A non-glycosylated form of interferon beta-1 that has a serine at position 17. It is used in the treatment of both RELAPSING-REMITTING MULTIPLE SCLEROSIS and CHRONIC PROGRESSIVE MULTIPLE SCLEROSIS.

An autoimmune disorder mainly affecting young adults and characterized by destruction of myelin in the central nervous system. Pathologic findings include multiple sharply demarcated areas of demyelination throughout the white matter of the central nervous system. Clinical manifestations include visual loss, extra-ocular movement disorders, paresthesias, loss of sensation, weakness, dysarthria, spasticity, ataxia, and bladder dysfunction. The usual pattern is one of recurrent attacks followed by partial recovery (see MULTIPLE SCLEROSIS, RELAPSING-REMITTING), but acute fulminating and chronic progressive forms (see MULTIPLE SCLEROSIS, CHRONIC PROGRESSIVE) also occur. (Adams et al., Principles of Neurology, 6th ed, p903)

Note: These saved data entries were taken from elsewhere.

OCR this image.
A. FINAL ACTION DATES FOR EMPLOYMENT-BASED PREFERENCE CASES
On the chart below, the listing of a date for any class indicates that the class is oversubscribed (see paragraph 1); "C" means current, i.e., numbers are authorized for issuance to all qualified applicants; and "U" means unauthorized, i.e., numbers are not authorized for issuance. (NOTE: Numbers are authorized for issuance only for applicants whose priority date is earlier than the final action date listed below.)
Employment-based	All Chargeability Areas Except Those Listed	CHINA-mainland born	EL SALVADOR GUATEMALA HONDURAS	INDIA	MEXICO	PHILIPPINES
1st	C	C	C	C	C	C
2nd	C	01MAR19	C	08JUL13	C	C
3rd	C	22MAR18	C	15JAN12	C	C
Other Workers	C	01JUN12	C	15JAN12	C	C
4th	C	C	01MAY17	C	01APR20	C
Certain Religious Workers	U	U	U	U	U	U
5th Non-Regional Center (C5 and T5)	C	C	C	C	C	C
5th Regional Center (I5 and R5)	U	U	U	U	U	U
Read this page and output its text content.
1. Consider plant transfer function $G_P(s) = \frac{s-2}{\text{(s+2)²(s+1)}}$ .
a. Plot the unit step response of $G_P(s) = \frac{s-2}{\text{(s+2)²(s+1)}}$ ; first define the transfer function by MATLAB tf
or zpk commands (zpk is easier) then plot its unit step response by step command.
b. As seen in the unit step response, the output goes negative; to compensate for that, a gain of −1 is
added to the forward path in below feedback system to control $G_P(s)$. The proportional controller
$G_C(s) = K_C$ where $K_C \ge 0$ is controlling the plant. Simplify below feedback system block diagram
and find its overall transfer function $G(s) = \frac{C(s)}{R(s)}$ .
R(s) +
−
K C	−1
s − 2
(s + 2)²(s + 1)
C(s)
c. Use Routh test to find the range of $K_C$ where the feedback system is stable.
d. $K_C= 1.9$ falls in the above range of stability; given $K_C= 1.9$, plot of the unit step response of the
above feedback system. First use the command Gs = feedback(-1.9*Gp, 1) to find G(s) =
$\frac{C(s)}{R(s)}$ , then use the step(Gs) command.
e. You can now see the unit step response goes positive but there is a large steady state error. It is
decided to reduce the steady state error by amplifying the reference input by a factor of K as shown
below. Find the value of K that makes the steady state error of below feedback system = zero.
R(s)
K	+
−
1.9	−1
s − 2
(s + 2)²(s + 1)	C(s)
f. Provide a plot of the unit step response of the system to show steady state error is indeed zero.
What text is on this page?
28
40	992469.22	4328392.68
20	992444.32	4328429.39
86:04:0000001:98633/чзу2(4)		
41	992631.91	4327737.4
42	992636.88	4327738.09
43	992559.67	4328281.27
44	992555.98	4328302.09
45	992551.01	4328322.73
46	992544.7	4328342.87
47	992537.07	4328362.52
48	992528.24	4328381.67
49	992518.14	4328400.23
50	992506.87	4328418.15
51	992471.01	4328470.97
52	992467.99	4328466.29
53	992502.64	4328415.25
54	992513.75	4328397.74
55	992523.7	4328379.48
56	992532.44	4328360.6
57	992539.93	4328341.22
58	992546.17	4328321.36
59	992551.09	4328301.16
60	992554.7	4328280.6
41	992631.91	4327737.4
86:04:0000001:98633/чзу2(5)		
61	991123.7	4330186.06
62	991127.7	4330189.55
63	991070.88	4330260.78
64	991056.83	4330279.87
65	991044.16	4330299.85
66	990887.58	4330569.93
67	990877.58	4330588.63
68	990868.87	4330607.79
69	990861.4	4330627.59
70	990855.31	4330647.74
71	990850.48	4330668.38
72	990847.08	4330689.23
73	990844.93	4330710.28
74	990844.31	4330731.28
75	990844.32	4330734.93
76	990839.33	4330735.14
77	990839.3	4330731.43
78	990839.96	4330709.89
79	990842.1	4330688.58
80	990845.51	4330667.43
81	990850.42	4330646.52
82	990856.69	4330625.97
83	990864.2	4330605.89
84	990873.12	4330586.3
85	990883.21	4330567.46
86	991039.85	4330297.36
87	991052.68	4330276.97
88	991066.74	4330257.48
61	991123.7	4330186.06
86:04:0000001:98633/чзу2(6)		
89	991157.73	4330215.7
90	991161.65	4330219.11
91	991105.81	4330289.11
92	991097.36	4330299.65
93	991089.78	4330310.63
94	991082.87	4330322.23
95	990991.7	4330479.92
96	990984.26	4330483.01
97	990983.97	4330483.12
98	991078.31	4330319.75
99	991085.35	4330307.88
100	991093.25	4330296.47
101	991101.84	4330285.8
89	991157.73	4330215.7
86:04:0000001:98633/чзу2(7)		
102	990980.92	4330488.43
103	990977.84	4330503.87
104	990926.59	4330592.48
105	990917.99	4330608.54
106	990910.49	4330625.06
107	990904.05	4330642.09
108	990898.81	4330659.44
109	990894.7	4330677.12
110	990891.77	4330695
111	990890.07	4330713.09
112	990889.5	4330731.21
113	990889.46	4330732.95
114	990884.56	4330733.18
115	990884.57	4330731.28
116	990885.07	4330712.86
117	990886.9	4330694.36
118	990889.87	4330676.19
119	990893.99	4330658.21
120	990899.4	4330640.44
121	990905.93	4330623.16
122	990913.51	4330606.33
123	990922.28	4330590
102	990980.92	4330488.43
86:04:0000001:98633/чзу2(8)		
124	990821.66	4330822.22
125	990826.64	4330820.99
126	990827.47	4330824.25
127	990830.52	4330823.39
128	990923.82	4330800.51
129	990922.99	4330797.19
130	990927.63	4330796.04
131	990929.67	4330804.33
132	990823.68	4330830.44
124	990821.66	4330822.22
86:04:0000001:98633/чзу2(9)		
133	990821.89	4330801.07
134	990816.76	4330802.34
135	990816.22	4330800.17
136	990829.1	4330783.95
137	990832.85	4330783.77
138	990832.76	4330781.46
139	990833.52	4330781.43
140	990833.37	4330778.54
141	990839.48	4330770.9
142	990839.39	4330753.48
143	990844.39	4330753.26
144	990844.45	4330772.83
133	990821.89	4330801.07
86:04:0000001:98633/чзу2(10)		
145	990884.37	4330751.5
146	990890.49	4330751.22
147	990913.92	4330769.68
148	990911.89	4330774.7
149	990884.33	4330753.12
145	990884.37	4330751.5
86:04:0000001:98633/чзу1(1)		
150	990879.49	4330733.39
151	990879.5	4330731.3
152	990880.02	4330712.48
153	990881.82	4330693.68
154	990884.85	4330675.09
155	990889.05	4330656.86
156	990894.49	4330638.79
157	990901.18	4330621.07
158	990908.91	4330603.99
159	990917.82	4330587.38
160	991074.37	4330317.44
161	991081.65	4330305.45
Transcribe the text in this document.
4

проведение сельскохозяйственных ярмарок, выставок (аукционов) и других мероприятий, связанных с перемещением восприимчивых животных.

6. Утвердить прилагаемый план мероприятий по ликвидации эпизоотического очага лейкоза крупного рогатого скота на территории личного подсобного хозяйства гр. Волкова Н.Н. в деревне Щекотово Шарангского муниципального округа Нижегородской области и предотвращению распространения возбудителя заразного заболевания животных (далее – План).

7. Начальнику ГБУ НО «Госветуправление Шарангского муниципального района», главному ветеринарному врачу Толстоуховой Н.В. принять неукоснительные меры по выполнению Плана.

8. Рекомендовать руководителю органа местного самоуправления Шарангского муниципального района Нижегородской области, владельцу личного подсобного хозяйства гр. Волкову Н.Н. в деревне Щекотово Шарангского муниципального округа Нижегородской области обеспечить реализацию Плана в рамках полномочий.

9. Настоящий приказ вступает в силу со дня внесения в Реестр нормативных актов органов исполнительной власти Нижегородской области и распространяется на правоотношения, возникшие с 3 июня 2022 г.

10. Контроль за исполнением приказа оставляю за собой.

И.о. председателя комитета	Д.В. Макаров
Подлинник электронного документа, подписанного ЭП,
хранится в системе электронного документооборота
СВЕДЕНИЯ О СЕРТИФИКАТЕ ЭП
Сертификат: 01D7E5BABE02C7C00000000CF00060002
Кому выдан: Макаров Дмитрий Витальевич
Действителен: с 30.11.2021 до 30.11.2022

The most common clinical variant of MULTIPLE SCLEROSIS, characterized by recurrent acute exacerbations of neurologic dysfunction followed by partial or complete recovery. Common clinical manifestations include loss of visual (see OPTIC NEURITIS), motor, sensory, or bladder function. Acute episodes of demyelination may occur at any site in the central nervous system, and commonly involve the optic nerves, spinal cord, brain stem, and cerebellum. (Adams et al., Principles of Neurology, 6th ed, pp903-914)

Multiple protein bands serving as markers of specific ANTIBODIES and detected by ELECTROPHORESIS of CEREBROSPINAL FLUID or serum. The bands are most often seen during inflammatory or immune processes and are found in most patients with MULTIPLE SCLEROSIS.